We have previously described meiotic breakpoint mapping (concordance analysis), and whole chromosome multipoint linkage analysis to the X-linked spinal muscular atrophy family reported by Greenberg et al.3 We showed localization of the disease gene to a pericentromeric interval from Xpll.3-qll.2 (Zmax = 2.63; between MAOB and the marker DXS9911). In this report, we extend our previous clinical and molecular investigations to eight new unrelated families with disease presentation and inheritance similar to that described by Greenberg et al.3

MATERIALS AND METHODS

X-linked SMA patients and DNA isolation

All human subject activities occurred in compliance with an active human subjects protocol, which has institutional approval. Patients were identified and recruited nationally and internationally through a “Call for Patients” (published in selected scientific journals), through scientific presentations at regional, national/international meetings, and through sources of clinical collaborations. The medical and clinical histories of all potential XL-SMA cases were discussed by Dr. Baumbach and referring physician before acquisition. Once a patient was deemed to meet study inclusion criteria, recruitment and consent were obtained by standard procedures. Recruitment of children and minors was approved in the human subjects protocol mentioned above and as such, adhered to institutional and national ethical standards for inclusion of children in clinical research. Similar statements apply to the inclusion of women and minorities into this study. All families (Table 1) were ascertained based on affected male probands showing: clinical findings of severe hypotonia (Table 2; Fig. 1), contractures and/or fractures at birth, or shortly thereafter; muscle biopsy indicative of neurogenic atrophy involving both fiber types; histology consistent with Werdnig-Hoffmann; EMG indicative of denervation; autopsy examination (when available) indicating loss of anterior horn cells and other histological and/or pathologic findings consistent with Werdnig Hoffmann; and death within the first two years of life due to respiratory distress or pulmonary hypoplasia. Other associated features included undescended testes, hypospadias, or other genital abnormalities in at least one affected male per family; family history of spontaneous abortions, miscarriages, decreased fetal movements, or Caesarian section deliveries; and dysmorphic features (skull and faces) in affected males at birth. Genomic DNA was isolated either from whole blood collected in EDTA tubes or transformed lymphoblastoid cell lines as previously described.4 In addition, affected patients who were ascertained prospectively were tested for SMN1 mutations, and were found to be negative prior to linkage testing.

Table 1: Overview of XL-SMA families
Table 2: Diagnostic criteria for XL-SMA
Figure 1
Figure 1

Representative patient photos: (A) Proband of Family 2 at birth; (B) proband at eight month of age, shortly before his death.

Genotyping

Primer sequences for microsatellites were obtained from the Genome Data Base. Genotyping of all available family members was completed either using fluorescent multiplex PCR primers analyzed using an ABI (Applied Biosystems, Foster City, CA) automated DNA sequencer5,6 or the incorporation of radioactive label during PCR amplification of DNA markers. Primers for radioactive genotyping were purchased from Research Genetics, Inc., and the forward primers were labeled with γ-ATP using polynucleotide kinase (PNK) from New England Biolabs. PCR was performed on DNA samples with a first cycle consisting of a 10-minute denaturation at 94°C followed by 30 cycles of 94°C for 25 seconds, 56°C for 25 seconds, and 72°C for 1 minute. Equal volumes of PCR reaction and loading buffer (98% formamide, 10mM EDTA, 3mg/mL bromophenol blue, and 3mg/mL xylene cyanol) were mixed and the samples were then denatured at 94°C for 5 minutes and were immediately placed on ice. Three microliters were loaded on a 6% polyacrylamide denaturing gel and electrophoresed for 3–5 hours at 1500 V. Gels were transferred to filter paper and exposed to X-ray film.
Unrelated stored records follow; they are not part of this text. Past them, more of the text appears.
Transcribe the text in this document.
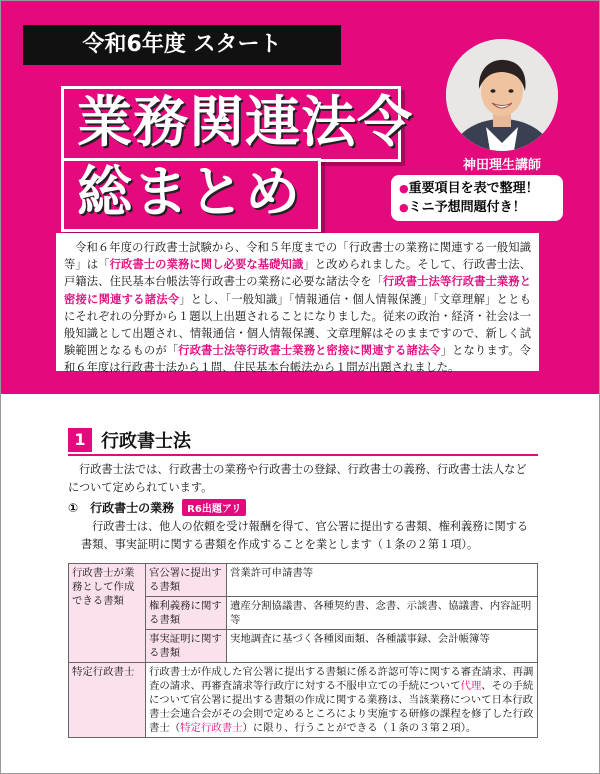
令和6年度 スタート
業務関連法令
総まとめ	神田理生講師
●重要項目を表で整理！
●ミニ予想問題付き！
令和６年度の行政書士試験から、令和５年度までの「行政書士の業務に関連する一般知識等」は「行政書士の業務に関し必要な基礎知識」と改められました。そして、行政書士法、戸籍法、住民基本台帳法等行政書士の業務に必要な諸法令を「行政書士法等行政書士業務と密接に関連する諸法令」とし、「一般知識」「情報通信・個人情報保護」「文章理解」とともにそれぞれの分野から１題以上出題されることになりました。従来の政治・経済・社会は一般知識として出題され、情報通信・個人情報保護、文章理解はそのままですので、新しく試験範囲となるものが「行政書士法等行政書士業務と密接に関連する諸法令」となります。令和６年度は行政書士法から１問、住民基本台帳法から１問が出題されました。
1 行政書士法
行政書士法では、行政書士の業務や行政書士の登録、行政書士の義務、行政書士法人などについて定められています。
①　行政書士の業務 R6出題アリ
行政書士は、他人の依頼を受け報酬を得て、官公署に提出する書類、権利義務に関する書類、事実証明に関する書類を作成することを業とします（１条の２第１項）。
行政書士が業務として作成できる書類	官公署に提出する書類	営業許可申請書等
	権利義務に関する書類	遺産分割協議書、各種契約書、念書、示談書、協議書、内容証明等
	事実証明に関する書類	実地調査に基づく各種図面類、各種議事録、会計帳簿等
特定行政書士	行政書士が作成した官公署に提出する書類に係る許認可等に関する審査請求、再調査の請求、再審査請求等行政庁に対する不服申立ての手続について代理、その手続について官公署に提出する書類の作成に関する業務は、当該業務について日本行政書士会連合会がその会則で定めるところにより実施する研修の課程を修了した行政書士（特定行政書士）に限り、行うことができる（１条の３第２項）。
Linkage studies were completed using Families 1, 2, 4, 5, 6, 7 and 12 in one of the two senior authors' laboratories (L.B.R., Miami, or E.P.H., Washington, D.C.). These results were then independently analyzed by the other laboratory, with mutual agreement derived to achieve final genotype data used for LOD score calculations. For Family 3, linkage experiments were performed in Spain by F.M. and F.P.
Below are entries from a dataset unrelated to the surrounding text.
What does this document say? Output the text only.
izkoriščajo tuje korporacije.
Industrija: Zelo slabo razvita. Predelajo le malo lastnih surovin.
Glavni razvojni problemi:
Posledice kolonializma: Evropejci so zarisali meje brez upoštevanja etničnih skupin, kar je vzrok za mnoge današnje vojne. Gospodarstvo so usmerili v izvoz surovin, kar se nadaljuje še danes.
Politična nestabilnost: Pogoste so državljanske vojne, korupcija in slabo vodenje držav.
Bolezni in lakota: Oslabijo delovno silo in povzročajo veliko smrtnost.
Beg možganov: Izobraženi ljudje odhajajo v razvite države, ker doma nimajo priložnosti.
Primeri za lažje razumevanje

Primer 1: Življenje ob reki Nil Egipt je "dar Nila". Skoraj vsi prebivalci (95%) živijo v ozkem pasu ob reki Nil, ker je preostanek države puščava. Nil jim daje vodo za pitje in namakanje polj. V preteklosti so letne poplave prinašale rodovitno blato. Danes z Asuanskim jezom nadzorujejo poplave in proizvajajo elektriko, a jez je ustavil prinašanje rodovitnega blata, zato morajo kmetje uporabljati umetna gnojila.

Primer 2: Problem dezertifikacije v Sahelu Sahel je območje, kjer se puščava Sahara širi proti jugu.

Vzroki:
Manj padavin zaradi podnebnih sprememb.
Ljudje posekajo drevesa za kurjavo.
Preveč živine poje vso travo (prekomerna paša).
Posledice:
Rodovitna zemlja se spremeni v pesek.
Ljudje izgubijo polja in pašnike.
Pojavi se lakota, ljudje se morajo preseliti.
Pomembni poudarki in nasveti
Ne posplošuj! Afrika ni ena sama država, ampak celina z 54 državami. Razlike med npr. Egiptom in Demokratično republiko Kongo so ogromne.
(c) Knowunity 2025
We then saturated the candidate gene region, in order to detect recombination events and to further narrow the candidate gene interval in the three largest pedigrees, Families 2, 3, and 5. These studies used a panel of 15 microsatellite repeat markers and 14 Single Nucleotide Polymorphisms (SNPs). The methodology for these markers and SNPs used microsatellite repeat markers from the Applied Biosystems Linkage Mapping Set and the Applied Biosystems catalogue of Assay-on-Demand SNPs.
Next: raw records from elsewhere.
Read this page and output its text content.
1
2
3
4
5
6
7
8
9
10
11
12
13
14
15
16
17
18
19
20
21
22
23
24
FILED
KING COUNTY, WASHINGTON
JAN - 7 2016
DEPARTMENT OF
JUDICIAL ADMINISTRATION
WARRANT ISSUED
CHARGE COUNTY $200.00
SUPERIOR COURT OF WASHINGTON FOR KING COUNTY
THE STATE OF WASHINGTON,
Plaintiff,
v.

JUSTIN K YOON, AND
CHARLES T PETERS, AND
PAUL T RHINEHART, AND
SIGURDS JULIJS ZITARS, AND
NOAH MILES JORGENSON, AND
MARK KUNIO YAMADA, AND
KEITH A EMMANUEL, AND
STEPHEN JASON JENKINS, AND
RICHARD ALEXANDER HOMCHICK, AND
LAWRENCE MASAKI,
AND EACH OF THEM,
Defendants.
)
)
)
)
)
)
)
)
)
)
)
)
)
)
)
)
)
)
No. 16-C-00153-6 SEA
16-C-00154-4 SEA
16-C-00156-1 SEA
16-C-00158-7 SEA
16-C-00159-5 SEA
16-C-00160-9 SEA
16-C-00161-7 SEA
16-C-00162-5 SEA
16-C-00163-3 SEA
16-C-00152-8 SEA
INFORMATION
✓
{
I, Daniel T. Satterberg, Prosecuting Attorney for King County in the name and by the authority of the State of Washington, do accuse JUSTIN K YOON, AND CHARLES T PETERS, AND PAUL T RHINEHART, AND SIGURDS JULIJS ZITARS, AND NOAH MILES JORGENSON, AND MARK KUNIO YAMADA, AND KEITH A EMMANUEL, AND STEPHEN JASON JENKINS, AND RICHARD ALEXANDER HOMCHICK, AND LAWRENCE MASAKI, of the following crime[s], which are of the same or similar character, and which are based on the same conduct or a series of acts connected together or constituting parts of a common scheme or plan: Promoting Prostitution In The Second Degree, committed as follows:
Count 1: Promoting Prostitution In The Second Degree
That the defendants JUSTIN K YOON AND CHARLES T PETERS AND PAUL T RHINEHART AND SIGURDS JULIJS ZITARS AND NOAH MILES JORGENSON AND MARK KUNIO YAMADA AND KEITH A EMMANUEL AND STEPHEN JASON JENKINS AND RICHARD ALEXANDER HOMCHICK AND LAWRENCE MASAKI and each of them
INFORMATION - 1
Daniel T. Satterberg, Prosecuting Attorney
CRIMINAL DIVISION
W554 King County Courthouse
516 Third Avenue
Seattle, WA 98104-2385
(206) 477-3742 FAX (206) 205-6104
Each marker is a dinucleotide repeat selected from the Genethon human linkage map. PCR reactions are run on the ABI 3100 Genetic Analyzer and allele discrimination is determined using ABI GeneMapper software. SNP reactions are performed and analyzed using an ABI 7000 Sequence Detection System.

The Allegro software package was used for all two-point and multipoint linkage analyses. XL-SMA was assumed to be X-linked recessive, completely penetrant, with a disease gene frequency of 1 × 10−4. Allele frequencies were generated by allele counting in unrelated individuals, and relative map positions for the markers used in multipoint linkage analyses were based on data from Genome Data Base (http://gdbwww.gdb.org/), Research Genetics, Inc. (www.resgen.com/), and Cedar Genetics (cedar.genetics.soton.ac.uk/public_html/). We have tested all of the families in this region for homogeneity using the Homog program version 3.35 and failed to reject the null hypothesis of homogeneity (P = 1), indicating that our data are consistent with homogeneity.

RESULTS

Clinical data

We have described an X-linked recessive form of infantile lethal motor neuron disease (MIM 301830), which closely resembles Werdnig-Hoffmann disease, with additional differentiating features including early onset or congenital contractures and/or fractures.1 Based on diagnostic criteria and a strong positive family history a subset of six additional unrelated families were selected for this study (Table 1). All affected males in these pedigrees displayed a disease course similar to Type I Proximal Spinal Muscular Atrophy (PMSA) with mortality in 75% of patients within the first two years of life (Table 2). All families included in this study have had at least one affected male die within the first year of life. Additionally, several of the families (Families 1, 2, and 5) had an affected male who, with critical medical intervention, survived into childhood. Muscle biopsies and/or EMG studies were consistent with neurogenic atrophy, and autopsy examination in seven cases showed loss of anterior horn cells in affected males. Other associated clinical features (congenital or early-onset proximal and digital contractures, facial weakness and other facial dysmorphic features, and urogenital abnormalities) have been noted in several affected males (data not shown). Obligate carrier females showed no clinical manifestations of the disorder.

Linkage studies

Linkage studies were conducted in seven unrelated multi-generational XL-SMA families (Table 1) using microsatellite repeat markers from the candidate disease gene region, Xp11.3-q11.2, previously reported by our group.1 Families 8–11 were not large enough for linkage analysis. Concordance analysis was used to define maternal meiotic recombination breakpoints surrounding a disease gene region – this was followed by multipoint linkage analysis using a high density of DNA markers in the candidate region.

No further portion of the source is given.